Monday, 7 March 2011

My night at the basket-ball.

On Friday night I went to watch a new sport called basket-ball at the O2 Arena with my brother. A couple of things happened which I think are worth mentioning. As we arrived at the arena there was a group of enthusiastic youngsters in basket-ball jerseys who had formed a sort of corridor. As people entered the arena, if they wished, they could run through the corridor and engage in a series of high fives to massive whooping and cheering. Giddy with excitement I thought - 'that looks like fun' and asked my brother if he fancied going down the wacky corridor with me. 'No', he didn't.
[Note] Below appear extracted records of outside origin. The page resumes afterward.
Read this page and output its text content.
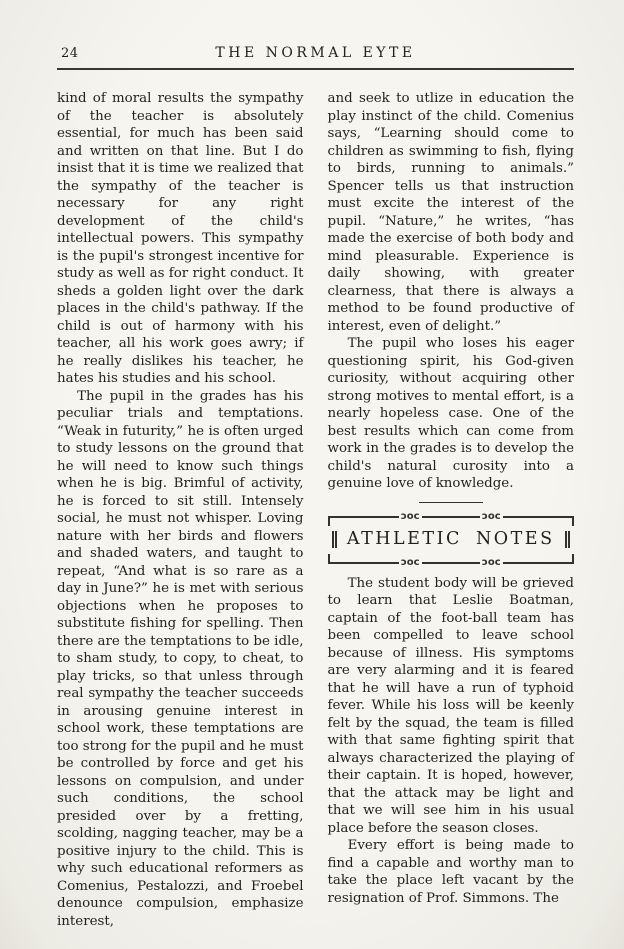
24	THE NORMAL EYTE

kind of moral results the sympathy of the teacher is absolutely essential, for much has been said and written on that line. But I do insist that it is time we realized that the sympathy of the teacher is necessary for any right development of the child's intellectual powers. This sympathy is the pupil's strongest incentive for study as well as for right conduct. It sheds a golden light over the dark places in the child's pathway. If the child is out of harmony with his teacher, all his work goes awry; if he really dislikes his teacher, he hates his studies and his school.

The pupil in the grades has his peculiar trials and temptations. “Weak in futurity,” he is often urged to study lessons on the ground that he will need to know such things when he is big. Brimful of activity, he is forced to sit still. Intensely social, he must not whisper. Loving nature with her birds and flowers and shaded waters, and taught to repeat, “And what is so rare as a day in June?” he is met with serious objections when he proposes to substitute fishing for spelling. Then there are the temptations to be idle, to sham study, to copy, to cheat, to play tricks, so that unless through real sympathy the teacher succeeds in arousing genuine interest in school work, these temptations are too strong for the pupil and he must be controlled by force and get his lessons on compulsion, and under such conditions, the school presided over by a fretting, scolding, nagging teacher, may be a positive injury to the child. This is why such educational reformers as Comenius, Pestalozzi, and Froebel denounce compulsion, emphasize interest,

and seek to utlize in education the play instinct of the child. Comenius says, “Learning should come to children as swimming to fish, flying to birds, running to animals.” Spencer tells us that instruction must excite the interest of the pupil. “Nature,” he writes, “has made the exercise of both body and mind pleasurable. Experience is daily showing, with greater clearness, that there is always a method to be found productive of interest, even of delight.”

The pupil who loses his eager questioning spirit, his God-given curiosity, without acquiring other strong motives to mental effort, is a nearly hopeless case. One of the best results which can come from work in the grades is to develop the child's natural curosity into a genuine love of knowledge.

ɔoc	ɔoc
ATHLETIC NOTES
ɔoc	ɔoc

The student body will be grieved to learn that Leslie Boatman, captain of the foot-ball team has been compelled to leave school because of illness. His symptoms are very alarming and it is feared that he will have a run of typhoid fever. While his loss will be keenly felt by the squad, the team is filled with that same fighting spirit that always characterized the playing of their captain. It is hoped, however, that the attack may be light and that we will see him in his usual place before the season closes.

Every effort is being made to find a capable and worthy man to take the place left vacant by the resignation of Prof. Simmons. The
Wise. Because, I guess, I wanted to access the small part of me that is 'fun' I went for it with gusto. Get this readers - there were no whoops and cheers for Fergus. There were only a couple of quarter hearted high fives. It was seriously embarrassing.

I can think of only two reasons why I was so spurned in the 'wacky corridor of fun'. 1. I had completely misread the situation and rather than offering a public service the corridor was for them and their friends. As I ran through they all thought 'who's this twat?'. Or 2. I look too old/square/diseased to ever be truly welcomed through a 'fun corridor'. I hereby withdraw my application for Gladiators.
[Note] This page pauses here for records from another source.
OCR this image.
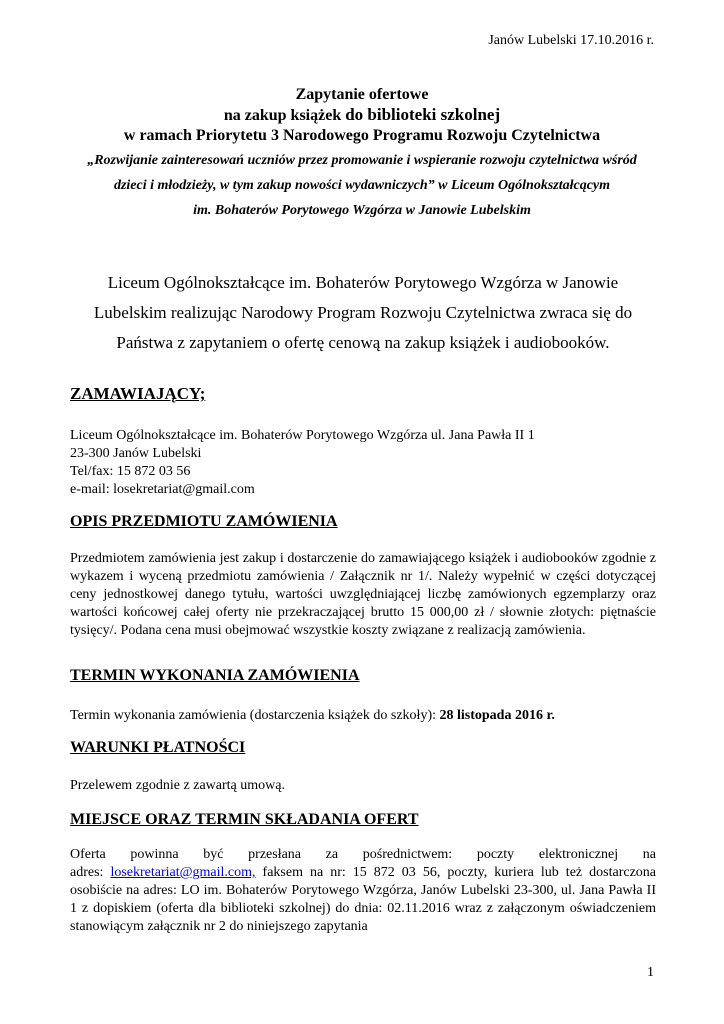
Janów Lubelski 17.10.2016 r.
Zapytanie ofertowe
na zakup książek do biblioteki szkolnej
w ramach Priorytetu 3 Narodowego Programu Rozwoju Czytelnictwa
„Rozwijanie zainteresowań uczniów przez promowanie i wspieranie rozwoju czytelnictwa wśród
dzieci i młodzieży, w tym zakup nowości wydawniczych” w Liceum Ogólnokształcącym
im. Bohaterów Porytowego Wzgórza w Janowie Lubelskim
Liceum Ogólnokształcące im. Bohaterów Porytowego Wzgórza w Janowie
Lubelskim realizując Narodowy Program Rozwoju Czytelnictwa zwraca się do
Państwa z zapytaniem o ofertę cenową na zakup książek i audiobooków.
ZAMAWIAJĄCY;
Liceum Ogólnokształcące im. Bohaterów Porytowego Wzgórza ul. Jana Pawła II 1
23-300 Janów Lubelski
Tel/fax: 15 872 03 56
e-mail: losekretariat@gmail.com
OPIS PRZEDMIOTU ZAMÓWIENIA

Przedmiotem zamówienia jest zakup i dostarczenie do zamawiającego książek i audiobooków zgodnie z wykazem i wyceną przedmiotu zamówienia / Załącznik nr 1/. Należy wypełnić w części dotyczącej ceny jednostkowej danego tytułu, wartości uwzględniającej liczbę zamówionych egzemplarzy oraz wartości końcowej całej oferty nie przekraczającej brutto 15 000,00 zł / słownie złotych: piętnaście tysięcy/. Podana cena musi obejmować wszystkie koszty związane z realizacją zamówienia.

TERMIN WYKONANIA ZAMÓWIENIA

Termin wykonania zamówienia (dostarczenia książek do szkoły): 28 listopada 2016 r.

WARUNKI PŁATNOŚCI

Przelewem zgodnie z zawartą umową.

MIEJSCE ORAZ TERMIN SKŁADANIA OFERT
Oferta powinna być przesłana za pośrednictwem: poczty elektronicznej na
adres: losekretariat@gmail.com, faksem na nr: 15 872 03 56, poczty, kuriera lub też dostarczona osobiście na adres: LO im. Bohaterów Porytowego Wzgórza, Janów Lubelski 23-300, ul. Jana Pawła II 1 z dopiskiem (oferta dla biblioteki szkolnej) do dnia: 02.11.2016 wraz z załączonym oświadczeniem stanowiącym załącznik nr 2 do niniejszego zapytania
1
Here's something else that happened at the O2 that night. At the game they would from time to time show celebrities on the screen. I like the way at American sporting events they constantly entertain the fans although if they did it at the football it would be awful. Anyway, as celebs appeared on the screen the crowd of 16,000 people showed their approval or disapproval for each of them. It was a horrible sort of trial of public opinion that I could completely enjoy, safe in the knowledge that my limited telly CV and position in the cheap seats meant I would never appear on the screen. First was Didier Drogba. Unsurprisingly he was vigorously booed. Next was Chris Moyles and Vernon Kaye. They got cheered. Ok, I thought. Drogba got it because he plays for Chelsea and is an unpopular footballer. Outside the realm of football though it looked like people were safe. But then Adrian Chiles came on the screen. The poor bastard got booed. Now I know he's been the butt of a few jokes of late but I have always thought he was alright. What, exactly has he done wrong?
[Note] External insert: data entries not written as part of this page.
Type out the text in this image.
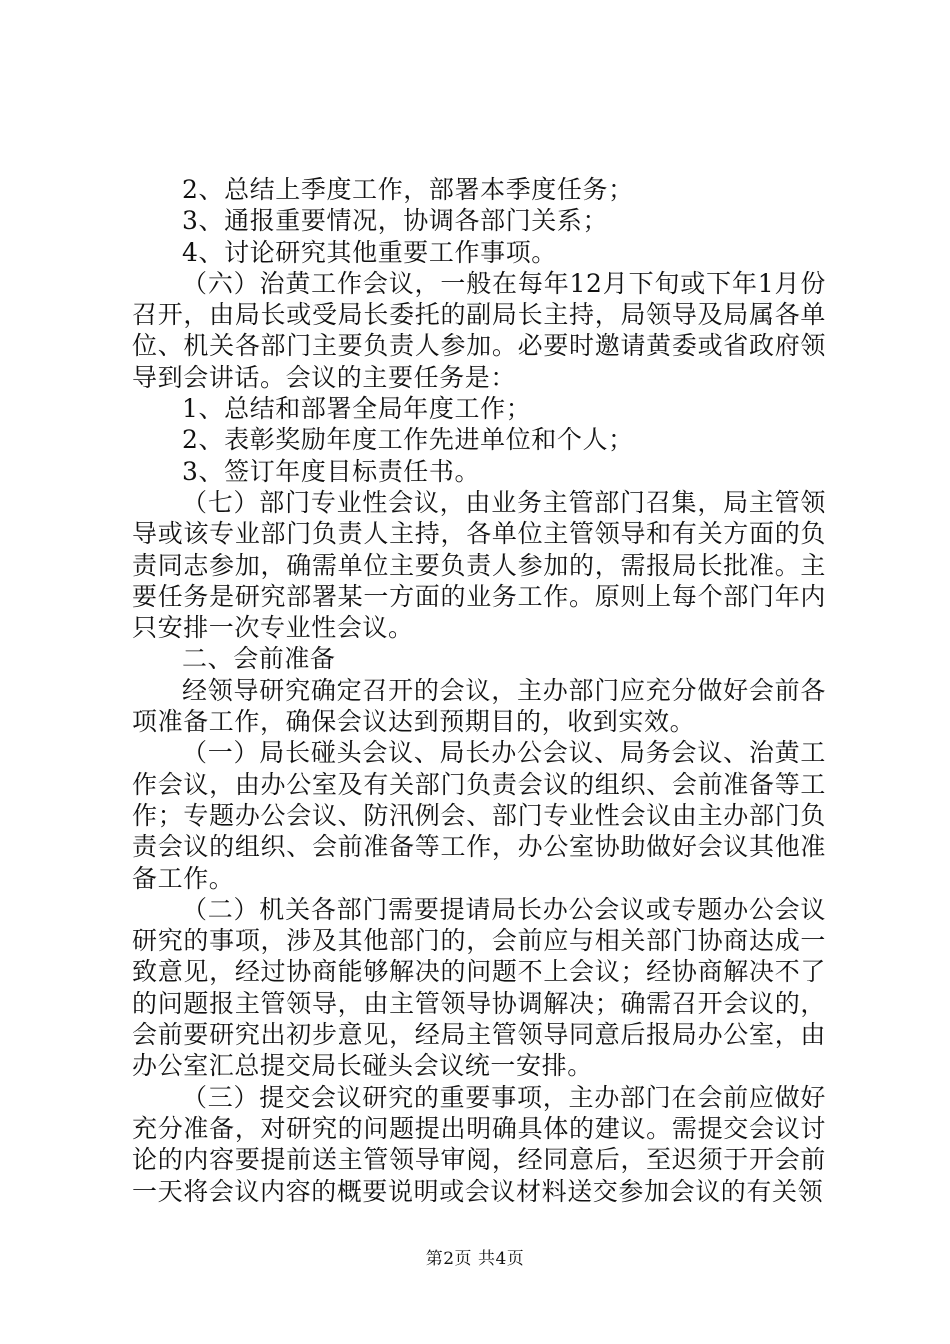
2、总结上季度工作，部署本季度任务；

3、通报重要情况，协调各部门关系；

4、讨论研究其他重要工作事项。

（六）治黄工作会议，一般在每年12月下旬或下年1月份召开，由局长或受局长委托的副局长主持，局领导及局属各单位、机关各部门主要负责人参加。必要时邀请黄委或省政府领导到会讲话。会议的主要任务是：

1、总结和部署全局年度工作；

2、表彰奖励年度工作先进单位和个人；

3、签订年度目标责任书。

（七）部门专业性会议，由业务主管部门召集，局主管领导或该专业部门负责人主持，各单位主管领导和有关方面的负责同志参加，确需单位主要负责人参加的，需报局长批准。主要任务是研究部署某一方面的业务工作。原则上每个部门年内只安排一次专业性会议。

二、会前准备

经领导研究确定召开的会议，主办部门应充分做好会前各项准备工作，确保会议达到预期目的，收到实效。

（一）局长碰头会议、局长办公会议、局务会议、治黄工作会议，由办公室及有关部门负责会议的组织、会前准备等工作；专题办公会议、防汛例会、部门专业性会议由主办部门负责会议的组织、会前准备等工作，办公室协助做好会议其他准备工作。

（二）机关各部门需要提请局长办公会议或专题办公会议研究的事项，涉及其他部门的，会前应与相关部门协商达成一致意见，经过协商能够解决的问题不上会议；经协商解决不了的问题报主管领导，由主管领导协调解决；确需召开会议的，会前要研究出初步意见，经局主管领导同意后报局办公室，由办公室汇总提交局长碰头会议统一安排。

（三）提交会议研究的重要事项，主办部门在会前应做好充分准备，对研究的问题提出明确具体的建议。需提交会议讨论的内容要提前送主管领导审阅，经同意后，至迟须于开会前一天将会议内容的概要说明或会议材料送交参加会议的有关领

第2页 共4页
People say he's just a normal bloke who got lucky so people resent his wealth and fame. I don't agree with that argument but I accept it. But hang on just a second... CHRIS MOYLES and VERNON KAYE got cheered! What have they got over Adrian Chiles that wins them the public's affections? I have no strong opinion on any of these men but if I was to rank them in order of how worthy they were of being booed it would go... 1. Chris Moyles, 2. Vernon Kaye, 3. Adrian Chiles. I really don't get it and this is why I will never be able to successfully tap into the money well that is 'the man on the street'. Me and 'the man on the street' just don't get on. I like Adrian Chiles (there, I've said it). He was great on Working Lunch. Is that too strong a word? 'Great'. There have only been three truly 'great' things in British history - Churchill's will against the Nazis, the work of Isambard Kingdom Brunel and Adrian Chiles on Working Lunch.

Before I go. Here's a video my brother showed me of a Hungarian rapper called Speak getting all anti-war and shit. Listen to the lyrics. It will change the way you think. I like it when he starts talking about his 'black brothers'. If only they could have got this to Bush and Blair in time...


  1. I agree with you. Ps. It's Adrian not "Adrain Chiles on Working Lunch."